Tuesday, September 12, 2006

all those years, they were here first

These might come together, or they might not:
  • To current and future parents who are also my friends: an extremely effective method of charming me is to teach your small children the lyrics to vintage tunes. If one must sit in the Metreon on a Friday night eating ice cream with two- and five-year olds, it helps exponentially when the two-year old sings out "shoot 'em in the back now" repeatedly.

  • I put too much vodka in my system on Saturday night at Double Dutch and Ti Couz, but since that vodka was top-shelf, I did not have a headache on Sunday morning. Drinking a gallon of water before bed probably did not hurt matters.

  • Last night, I met up with two east-coasters, RK and IS. Even though I have lived in San Francisco for over four years, I find myself stressed when choosing places to have dinner with out-of-towners. Even though this will sound unfeeling, it's not that I am particularly keen to please my friends. It is more the worry that I might betray San Francisco and somehow not represent the city adequately to visitors that gives me the ulcer.

  • This morning, while waiting at a stop light, less than a mile from work, the car behind me hit mine, jerking me forward. At first, I thought something had happened to my transmission that had caused the car to buck like that. When, a second later, I realized I had been bumped, the light changed to green. The driver switched lanes and made a quick left without even pulling over to see if there had been significant damage to my car. Luckily, the bumper got scratched but not dented. However, I really question the common decency of this driver. I might have characterized the driver's behavior in more colorful language this morning.

  • Maybe it is because I am heading there soon and have seen a lot of its inhabitants of late, but I have been giving considerable thought to the east coast vs. west coast debate. I really adore aspects of each coast. But what I have been thinking of, increasingly, are confounding factors. I am having trouble drawing a distinction between the varied culture of the coasts and having lived in these coasts at very different phases in my life. I've been thinking lately about not feeling settled, and how strange that is, because it seems San Francisco should be the least unsettling place to me in the world.

    Last night, IS remarked that I seem happy here. RK & MM had observed the same on Friday night, albeit a bit begrudgingly. Even though they were absolutely correct, it got to me. They can make statements like that, because they know me well enough. And they know me well enough in a way that no one in the Bay Area knows me. They did not get to know me by having involved email exchanges or alcohol-laced conversations or having to deal with some dramatic crisis of mine. And in some ways, that is exactly why they do know me. Telling you who I am is not a way to know who I am. Even now, some four years later, as miserable as I was in the suburbs and as jubilant as I am living here, the most solid friends I know are all over there. And it's hard for me to know whether that is because we had the luxury of many years, or because people are just fundamentally different there compared to here.

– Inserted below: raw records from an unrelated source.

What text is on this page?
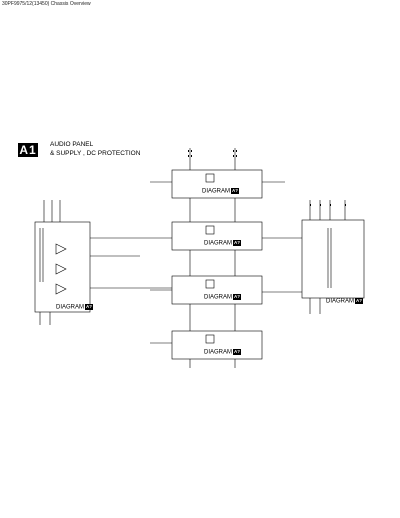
30PF9975/12(13450) Chassis Overview
A1 AUDIO PANEL
& SUPPLY , DC PROTECTION
DIAGRAM A?
DIAGRAM A?
DIAGRAM A?
DIAGRAM A?
DIAGRAM A?
DIAGRAM A?
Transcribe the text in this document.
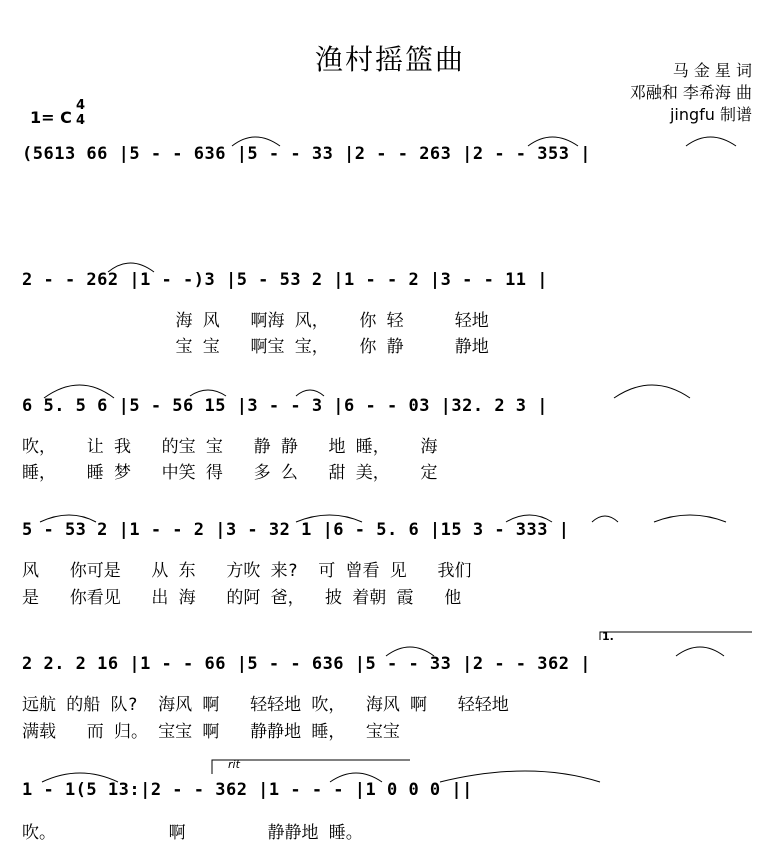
渔村摇篮曲	马 金 星 词
邓融和 李希海 曲
jingfu 制谱
1= C
4
4
(5613 66 |5 - - 636 |5 - - 33 |2 - - 263 |2 - - 353 |
2 - - 262 |1 - -)3 |5 - 53 2 |1 - - 2 |3 - - 11 |
海 风   啊海 风，   你 轻     轻地
宝 宝   啊宝 宝，   你 静     静地
6 5. 5 6 |5 - 56 15 |3 - - 3 |6 - - 03 |32. 2 3 |
吹，   让 我   的宝 宝   静 静   地 睡，   海
睡，   睡 梦   中笑 得   多 么   甜 美，   定
5 - 53 2 |1 - - 2 |3 - 32 1 |6 - 5. 6 |15 3 - 333 |
风   你可是   从 东   方吹 来?  可 曾看 见   我们
是   你看见   出 海   的阿 爸，  披 着朝 霞   他
1.
2 2. 2 16 |1 - - 66 |5 - - 636 |5 - - 33 |2 - - 362 |
远航 的船 队?  海风 啊   轻轻地 吹，  海风 啊   轻轻地
满载   而 归。 宝宝 啊   静静地 睡，  宝宝
rit
1 - 1(5 13:|2 - - 362 |1 - - - |1 0 0 0 ||
吹。           啊        静静地 睡。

  • Tonight, more drinks with IS and some coworkers. At this rate, I may arrive to the East Coast pickled.


It did not come together, but that is nothing new. I blame it on the waltz I had with insomnia last night- which, in turn, I blame on an ill-advised viewing of 20 particularly graphic minutes of Sin City (and I blame that bad decision on the appearance of Clive Owen on my television set, incidentally) before trying to go to bed.